It was beginning to grow dark when Claude reached the farm. While Ralph stopped to put away the car, he walked on alone to the house. He never came back without emotion,--try as he would to pass lightly over these departures and returns which were all in the day's work. When he came up the hill like this, toward the tall house with its lighted windows, something always clutched at his heart. He both loved and hated to come home. He was always disappointed, and yet he always felt the rightness of returning to his own place. Even when it broke his spirit and humbled his pride, he felt it was right that he should be thus humbled. He didn't question that the lowest state of mind was the truest, and that the less a man thought of himself, the more likely he was to be correct in his estimate.
Approaching the door, Claude stopped a moment and peered in at the kitchen window. The table was set for supper, and Mahailey was at the stove, stirring something in a big iron pot; cornmeal mush, probably,--she often made it for herself now that her teeth had begun to fail. She stood leaning over, embracing the pot with one arm, and with the other she beat the stiff contents, nodding her head in time to this rotary movement. Confused emotions surged up in Claude. He went in quickly and gave her a bearish hug.
Her face wrinkled up in the foolish grin he knew so well. "Lord, how you scared me, Mr. Claude! A little more'n I'd 'a' had my mush all over the floor. You lookin' fine, you nice boy, you!"
He knew Mahailey was gladder to see him come home than any one except his mother. Hearing Mrs. Wheeler's wandering, uncertain steps in the enclosed stairway, he opened the door and ran halfway up to meet her, putting his arm about her with the almost painful tenderness he always felt, but seldom was at liberty to show. She reached up both hands and stroked his hair for a moment, laughing as one does to a little boy, and telling him she believed it was redder every time he came back.

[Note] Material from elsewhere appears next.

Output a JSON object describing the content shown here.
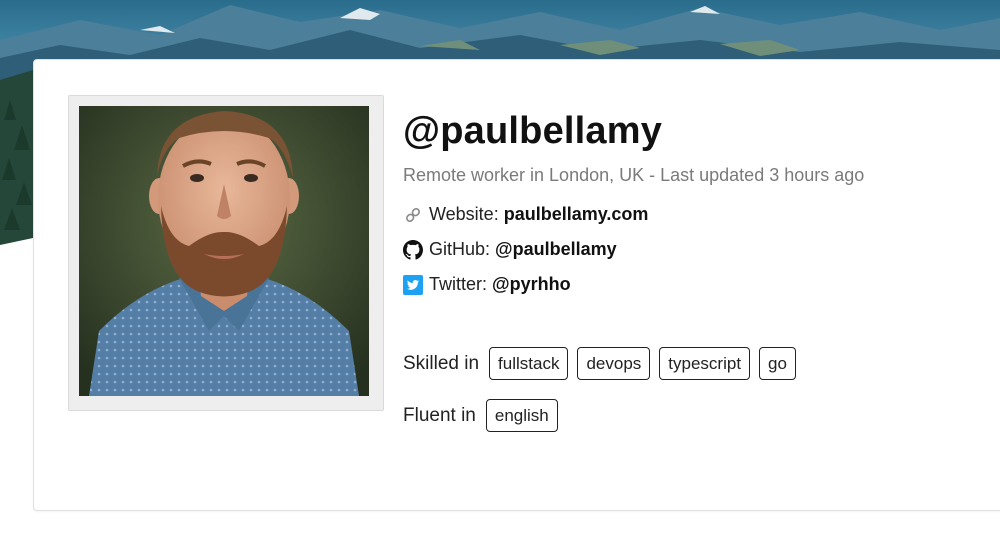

"Have we got all the corn in, Mother?"
"No, Claude, we haven't. You know we're always behindhand. It's been fine, open weather for husking, too. But at least we've got rid of that miserable Jerry; so there's something to be thankful for. He had one of his fits of temper in town one day, when he was hitching up to come home, and Leonard Dawson saw him beat one of our horses with the neck-yoke. Leonard told your father, and spoke his mind, and your father discharged Jerry. If you or Ralph had told him, he most likely wouldn't have done anything about it. But I guess all fathers are the same." She chuckled confidingly, leaning on Claude's arm as they descended the stairs.
"I guess so. Did he hurt the horse much? Which one was it?"
"The little black, Pompey. I believe he is rather a mean horse.
The men said one of the bones over the eye was broken, but he would probably come round all right."
"Pompey isn't mean; he's nervous. All the horses hated Jerry, and they had good reason to." Claude jerked his shoulders to shake off disgusting recollections of this mongrel man which flashed back into his mind. He had seen things happen. in the barn that he positively couldn't tell his father. Mr. Wheeler came into the kitchen and stopped on his way upstairs long enough to say, "Hello, Claude. You look pretty well."
"Yes, sir. I'm all right, thank you."
"Bayliss tells me you've been playing football a good deal."
"Not more than usual. We played half a dozen games; generally got licked. The State has a fine team, though."
"I ex-pect," Mr. Wheeler drawled as he strode upstairs.
Supper went as usual. Dan kept grinning and blinking at Claude, trying to discover whether he had already been informed of Jerry's fate. Ralph told him the neighbourhood gossip: Gus Yoeder, their German neighbour, was bringing suit against a farmer who had shot his dog. Leonard Dawson was going to marry Susie Grey. She was the girl on whose account Leonard had slapped Bayliss, Claude remembered.